See, while the majority of us were all still doe-eyed and immediately thought about the Taj Mahal being the ultimate symbol of eternal love, he refuted that the Taj Mahal was making a mockery of love because, really, how can you define  love by, to put it bluntly, a huge building?

And you know,  you couldn’t really say that Mumtaz Mahal was Shah Jahan’s soul mate, she was merely one wife among a dozen other wives. He made her pregnant 14 times, which ultimately resulted in her death (maternal health care was not a priority program during the Mughal times, sigh).

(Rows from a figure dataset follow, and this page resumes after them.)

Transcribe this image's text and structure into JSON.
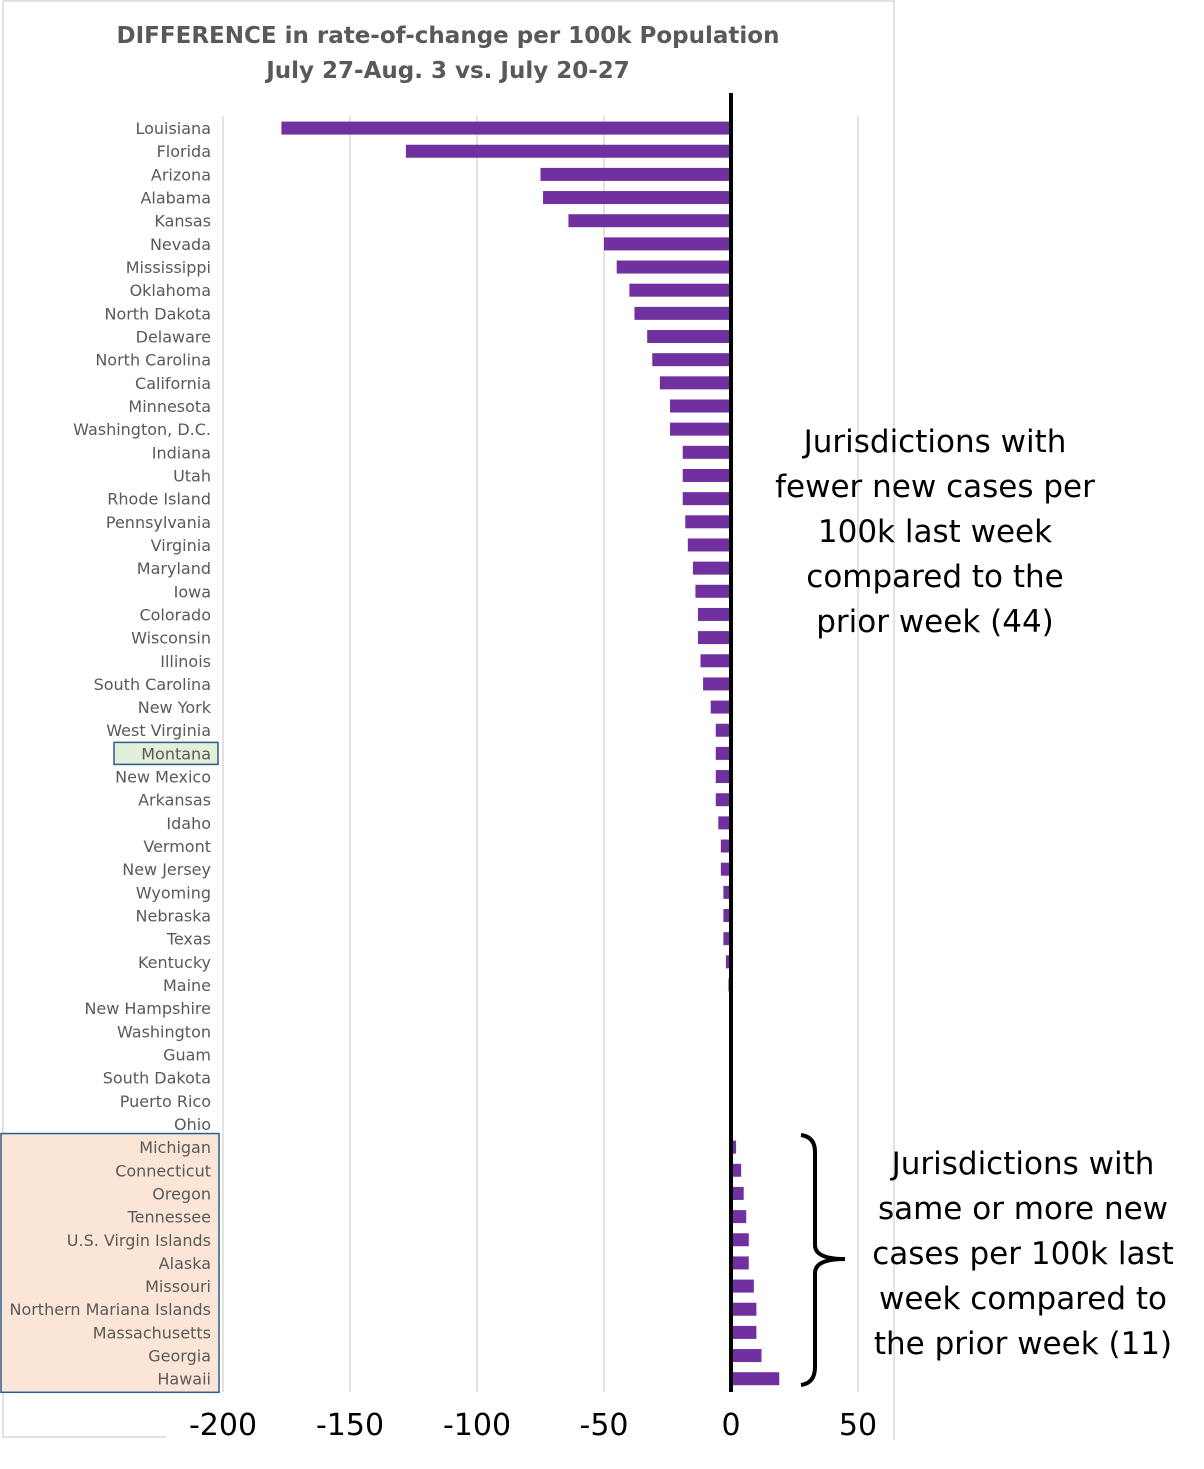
{
  "chart_data": {
    "type": "bar",
    "orientation": "horizontal",
    "title": "DIFFERENCE in rate-of-change per 100k Population",
    "subtitle": "July 27-Aug. 3 vs. July 20-27",
    "xlim": [
      -200,
      50
    ],
    "xticks": [
      "-200",
      "-150",
      "-100",
      "-50",
      "0",
      "50"
    ],
    "grid": "vertical",
    "bar_color": "#7030A0",
    "categories": [
      "Louisiana",
      "Florida",
      "Arizona",
      "Alabama",
      "Kansas",
      "Nevada",
      "Mississippi",
      "Oklahoma",
      "North Dakota",
      "Delaware",
      "North Carolina",
      "California",
      "Minnesota",
      "Washington, D.C.",
      "Indiana",
      "Utah",
      "Rhode Island",
      "Pennsylvania",
      "Virginia",
      "Maryland",
      "Iowa",
      "Colorado",
      "Wisconsin",
      "Illinois",
      "South Carolina",
      "New York",
      "West Virginia",
      "Montana",
      "New Mexico",
      "Arkansas",
      "Idaho",
      "Vermont",
      "New Jersey",
      "Wyoming",
      "Nebraska",
      "Texas",
      "Kentucky",
      "Maine",
      "New Hampshire",
      "Washington",
      "Guam",
      "South Dakota",
      "Puerto Rico",
      "Ohio",
      "Michigan",
      "Connecticut",
      "Oregon",
      "Tennessee",
      "U.S. Virgin Islands",
      "Alaska",
      "Missouri",
      "Northern Mariana Islands",
      "Massachusetts",
      "Georgia",
      "Hawaii"
    ],
    "values": [
      -177,
      -128,
      -75,
      -74,
      -64,
      -50,
      -45,
      -40,
      -38,
      -33,
      -31,
      -28,
      -24,
      -24,
      -19,
      -19,
      -19,
      -18,
      -17,
      -15,
      -14,
      -13,
      -13,
      -12,
      -11,
      -8,
      -6,
      -6,
      -6,
      -6,
      -5,
      -4,
      -4,
      -3,
      -3,
      -3,
      -2,
      -1,
      -0.5,
      -0.5,
      -0.5,
      -0.5,
      -0.5,
      0,
      2,
      4,
      5,
      6,
      7,
      7,
      9,
      10,
      10,
      12,
      19
    ],
    "highlight_single": "Montana",
    "highlight_single_color": "#E2EFDA",
    "highlight_group_color": "#FBE5D6",
    "highlight_group_border": "#2E5C8A"
  },
  "annotations": {
    "fewer": [
      "Jurisdictions with",
      "fewer new cases per",
      "100k last week",
      "compared to the",
      "prior week (44)"
    ],
    "more": [
      "Jurisdictions with",
      "same or more new",
      "cases per 100k last",
      "week compared to",
      "the prior week (11)"
    ]
  }
}
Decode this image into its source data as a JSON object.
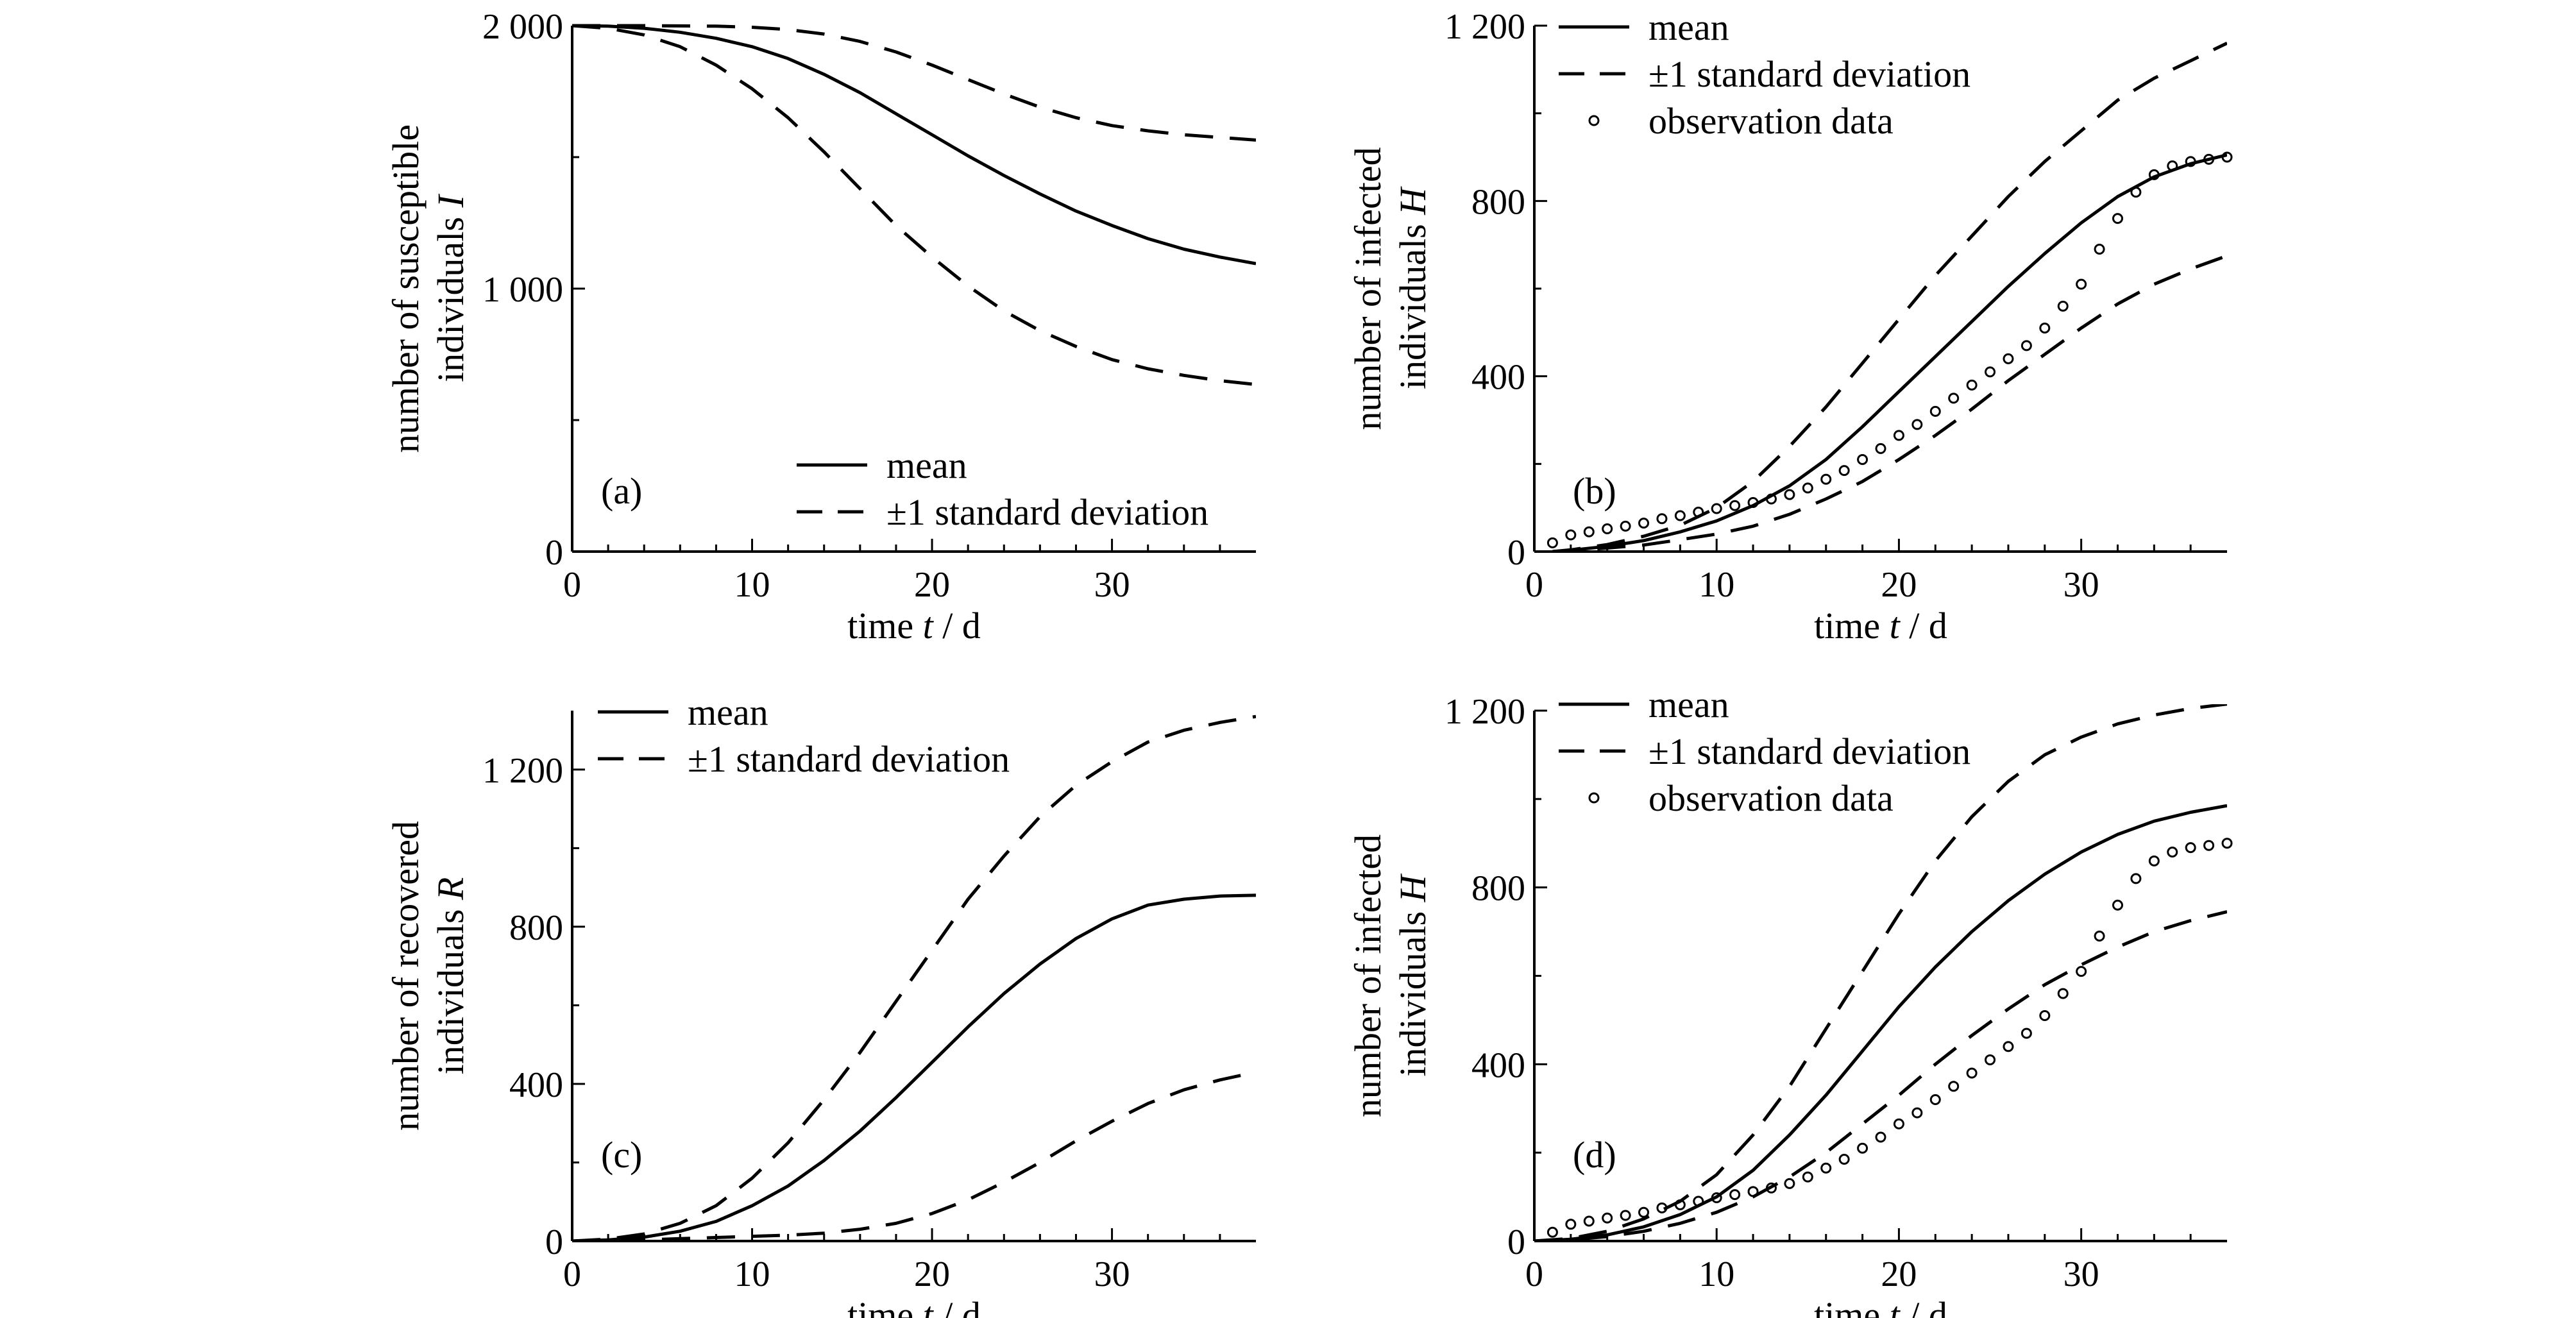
{
  "chart_data": [
    {
      "type": "line",
      "panel_label": "(a)",
      "xlabel_parts": [
        "time ",
        "t",
        " / d"
      ],
      "ylabel_line1": "number of susceptible",
      "ylabel_line2_parts": [
        "individuals ",
        "I"
      ],
      "xlim": [
        0,
        38
      ],
      "ylim": [
        0,
        2000
      ],
      "xticks": [
        0,
        10,
        20,
        30
      ],
      "xtick_labels": [
        "0",
        "10",
        "20",
        "30"
      ],
      "yticks": [
        0,
        1000,
        2000
      ],
      "ytick_labels": [
        "0",
        "1 000",
        "2 000"
      ],
      "legend_position": "bottom-right",
      "legend": [
        {
          "label": "mean",
          "style": "solid"
        },
        {
          "label": "±1 standard deviation",
          "style": "dashed"
        }
      ],
      "series": [
        {
          "role": "mean",
          "style": "solid",
          "x": [
            0,
            2,
            4,
            6,
            8,
            10,
            12,
            14,
            16,
            18,
            20,
            22,
            24,
            26,
            28,
            30,
            32,
            34,
            36,
            38
          ],
          "y": [
            2000,
            1998,
            1990,
            1975,
            1952,
            1920,
            1875,
            1815,
            1745,
            1665,
            1585,
            1505,
            1430,
            1360,
            1295,
            1240,
            1190,
            1150,
            1120,
            1095
          ]
        },
        {
          "role": "upper",
          "style": "dashed",
          "x": [
            0,
            2,
            4,
            6,
            8,
            10,
            12,
            14,
            16,
            18,
            20,
            22,
            24,
            26,
            28,
            30,
            32,
            34,
            36,
            38
          ],
          "y": [
            2000,
            2000,
            2000,
            1999,
            1998,
            1994,
            1985,
            1968,
            1940,
            1900,
            1850,
            1795,
            1740,
            1690,
            1650,
            1620,
            1600,
            1585,
            1575,
            1565
          ]
        },
        {
          "role": "lower",
          "style": "dashed",
          "x": [
            0,
            2,
            4,
            6,
            8,
            10,
            12,
            14,
            16,
            18,
            20,
            22,
            24,
            26,
            28,
            30,
            32,
            34,
            36,
            38
          ],
          "y": [
            2000,
            1990,
            1965,
            1920,
            1850,
            1760,
            1650,
            1520,
            1380,
            1240,
            1120,
            1010,
            915,
            840,
            780,
            730,
            695,
            670,
            650,
            635
          ]
        }
      ]
    },
    {
      "type": "line",
      "panel_label": "(b)",
      "xlabel_parts": [
        "time ",
        "t",
        " / d"
      ],
      "ylabel_line1": "number of infected",
      "ylabel_line2_parts": [
        "individuals ",
        "H"
      ],
      "xlim": [
        0,
        38
      ],
      "ylim": [
        0,
        1200
      ],
      "xticks": [
        0,
        10,
        20,
        30
      ],
      "xtick_labels": [
        "0",
        "10",
        "20",
        "30"
      ],
      "yticks": [
        0,
        400,
        800,
        1200
      ],
      "ytick_labels": [
        "0",
        "400",
        "800",
        "1 200"
      ],
      "legend_position": "top-left",
      "legend": [
        {
          "label": "mean",
          "style": "solid"
        },
        {
          "label": "±1 standard deviation",
          "style": "dashed"
        },
        {
          "label": "observation data",
          "style": "markers"
        }
      ],
      "series": [
        {
          "role": "mean",
          "style": "solid",
          "x": [
            1,
            2,
            4,
            6,
            8,
            10,
            12,
            14,
            16,
            18,
            20,
            22,
            24,
            26,
            28,
            30,
            32,
            34,
            36,
            38
          ],
          "y": [
            0,
            3,
            12,
            25,
            45,
            70,
            105,
            150,
            210,
            285,
            365,
            445,
            525,
            605,
            680,
            750,
            810,
            855,
            885,
            905
          ]
        },
        {
          "role": "upper",
          "style": "dashed",
          "x": [
            1,
            2,
            4,
            6,
            8,
            10,
            12,
            14,
            16,
            18,
            20,
            22,
            24,
            26,
            28,
            30,
            32,
            34,
            36,
            38
          ],
          "y": [
            0,
            4,
            16,
            35,
            60,
            100,
            160,
            240,
            330,
            430,
            530,
            630,
            720,
            810,
            890,
            960,
            1030,
            1080,
            1120,
            1160
          ]
        },
        {
          "role": "lower",
          "style": "dashed",
          "x": [
            1,
            2,
            4,
            6,
            8,
            10,
            12,
            14,
            16,
            18,
            20,
            22,
            24,
            26,
            28,
            30,
            32,
            34,
            36,
            38
          ],
          "y": [
            0,
            2,
            8,
            15,
            27,
            40,
            58,
            85,
            120,
            160,
            210,
            265,
            325,
            390,
            450,
            510,
            565,
            610,
            645,
            675
          ]
        },
        {
          "role": "observation",
          "style": "markers",
          "x": [
            1,
            2,
            3,
            4,
            5,
            6,
            7,
            8,
            9,
            10,
            11,
            12,
            13,
            14,
            15,
            16,
            17,
            18,
            19,
            20,
            21,
            22,
            23,
            24,
            25,
            26,
            27,
            28,
            29,
            30,
            31,
            32,
            33,
            34,
            35,
            36,
            37,
            38
          ],
          "y": [
            20,
            38,
            45,
            52,
            58,
            65,
            75,
            82,
            90,
            98,
            105,
            112,
            120,
            130,
            145,
            165,
            185,
            210,
            235,
            265,
            290,
            320,
            350,
            380,
            410,
            440,
            470,
            510,
            560,
            610,
            690,
            760,
            820,
            860,
            880,
            890,
            895,
            900
          ]
        }
      ]
    },
    {
      "type": "line",
      "panel_label": "(c)",
      "xlabel_parts": [
        "time ",
        "t",
        " / d"
      ],
      "ylabel_line1": "number of recovered",
      "ylabel_line2_parts": [
        "individuals ",
        "R"
      ],
      "xlim": [
        0,
        38
      ],
      "ylim": [
        0,
        1350
      ],
      "xticks": [
        0,
        10,
        20,
        30
      ],
      "xtick_labels": [
        "0",
        "10",
        "20",
        "30"
      ],
      "yticks": [
        0,
        400,
        800,
        1200
      ],
      "ytick_labels": [
        "0",
        "400",
        "800",
        "1 200"
      ],
      "legend_position": "top-left",
      "legend": [
        {
          "label": "mean",
          "style": "solid"
        },
        {
          "label": "±1 standard deviation",
          "style": "dashed"
        }
      ],
      "series": [
        {
          "role": "mean",
          "style": "solid",
          "x": [
            0,
            2,
            4,
            6,
            8,
            10,
            12,
            14,
            16,
            18,
            20,
            22,
            24,
            26,
            28,
            30,
            32,
            34,
            36,
            38
          ],
          "y": [
            0,
            3,
            10,
            25,
            50,
            90,
            140,
            205,
            280,
            365,
            455,
            545,
            630,
            705,
            770,
            820,
            855,
            870,
            878,
            880
          ]
        },
        {
          "role": "upper",
          "style": "dashed",
          "x": [
            0,
            2,
            4,
            6,
            8,
            10,
            12,
            14,
            16,
            18,
            20,
            22,
            24,
            26,
            28,
            30,
            32,
            34,
            36,
            38
          ],
          "y": [
            0,
            5,
            18,
            45,
            90,
            160,
            250,
            360,
            480,
            610,
            740,
            870,
            980,
            1080,
            1160,
            1220,
            1270,
            1300,
            1320,
            1335
          ]
        },
        {
          "role": "lower",
          "style": "dashed",
          "x": [
            0,
            2,
            4,
            6,
            8,
            10,
            12,
            14,
            16,
            18,
            20,
            22,
            24,
            26,
            28,
            30,
            32,
            34,
            36,
            38
          ],
          "y": [
            0,
            1,
            3,
            6,
            9,
            12,
            15,
            20,
            30,
            45,
            70,
            105,
            150,
            200,
            255,
            305,
            350,
            385,
            410,
            430
          ]
        }
      ]
    },
    {
      "type": "line",
      "panel_label": "(d)",
      "xlabel_parts": [
        "time ",
        "t",
        " / d"
      ],
      "ylabel_line1": "number of infected",
      "ylabel_line2_parts": [
        "individuals ",
        "H"
      ],
      "xlim": [
        0,
        38
      ],
      "ylim": [
        0,
        1200
      ],
      "xticks": [
        0,
        10,
        20,
        30
      ],
      "xtick_labels": [
        "0",
        "10",
        "20",
        "30"
      ],
      "yticks": [
        0,
        400,
        800,
        1200
      ],
      "ytick_labels": [
        "0",
        "400",
        "800",
        "1 200"
      ],
      "legend_position": "top-left",
      "legend": [
        {
          "label": "mean",
          "style": "solid"
        },
        {
          "label": "±1 standard deviation",
          "style": "dashed"
        },
        {
          "label": "observation data",
          "style": "markers"
        }
      ],
      "series": [
        {
          "role": "mean",
          "style": "solid",
          "x": [
            0,
            2,
            4,
            6,
            8,
            10,
            12,
            14,
            16,
            18,
            20,
            22,
            24,
            26,
            28,
            30,
            32,
            34,
            36,
            38
          ],
          "y": [
            0,
            4,
            14,
            32,
            60,
            100,
            160,
            240,
            330,
            430,
            530,
            620,
            700,
            770,
            830,
            880,
            920,
            950,
            970,
            985
          ]
        },
        {
          "role": "upper",
          "style": "dashed",
          "x": [
            0,
            2,
            4,
            6,
            8,
            10,
            12,
            14,
            16,
            18,
            20,
            22,
            24,
            26,
            28,
            30,
            32,
            34,
            36,
            38
          ],
          "y": [
            0,
            6,
            22,
            50,
            90,
            150,
            240,
            350,
            480,
            610,
            740,
            860,
            960,
            1040,
            1100,
            1140,
            1170,
            1190,
            1205,
            1215
          ]
        },
        {
          "role": "lower",
          "style": "dashed",
          "x": [
            0,
            2,
            4,
            6,
            8,
            10,
            12,
            14,
            16,
            18,
            20,
            22,
            24,
            26,
            28,
            30,
            32,
            34,
            36,
            38
          ],
          "y": [
            0,
            3,
            10,
            22,
            40,
            65,
            100,
            145,
            200,
            265,
            330,
            400,
            465,
            525,
            580,
            625,
            665,
            700,
            725,
            745
          ]
        },
        {
          "role": "observation",
          "style": "markers",
          "x": [
            1,
            2,
            3,
            4,
            5,
            6,
            7,
            8,
            9,
            10,
            11,
            12,
            13,
            14,
            15,
            16,
            17,
            18,
            19,
            20,
            21,
            22,
            23,
            24,
            25,
            26,
            27,
            28,
            29,
            30,
            31,
            32,
            33,
            34,
            35,
            36,
            37,
            38
          ],
          "y": [
            20,
            38,
            45,
            52,
            58,
            65,
            75,
            82,
            90,
            98,
            105,
            112,
            120,
            130,
            145,
            165,
            185,
            210,
            235,
            265,
            290,
            320,
            350,
            380,
            410,
            440,
            470,
            510,
            560,
            610,
            690,
            760,
            820,
            860,
            880,
            890,
            895,
            900
          ]
        }
      ]
    }
  ]
}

Of course, the hapless romantic in me immediately offered the other side of discussion, namely that, “wasn’t it romantic that he left the battlefield just to be with her”, and, and, “didn’t he make the promise every woman wanted to hear:  I will never marry again for the rest of my life.”

But then the rational part of my  travel weary brain creeped in and asked “Yeah, what’s the big deal about a humongous marble tomb? You call THAT love?” which led me to look up my phone for a small book from, of all people, Charles Schulz. Yes, the Peanuts gang, way back in 1965, gave their definitions of love. On the website http://www.brainpickings.org, the writers there brought up the book “Love is walking hand in hand” and each page defined love through simple, day-to-day things. It’s a simple book, classic Peanuts. So I read out some of the more relevant passages to the bus and we concluded that, yeah, you don’t need the Taj Mahal to show your love. But … I believe you need to do something to indicate that you love the person you’re with. Otherwise, you might lose the best thing that ever happened to you.

So tell me, what have you done to show your love?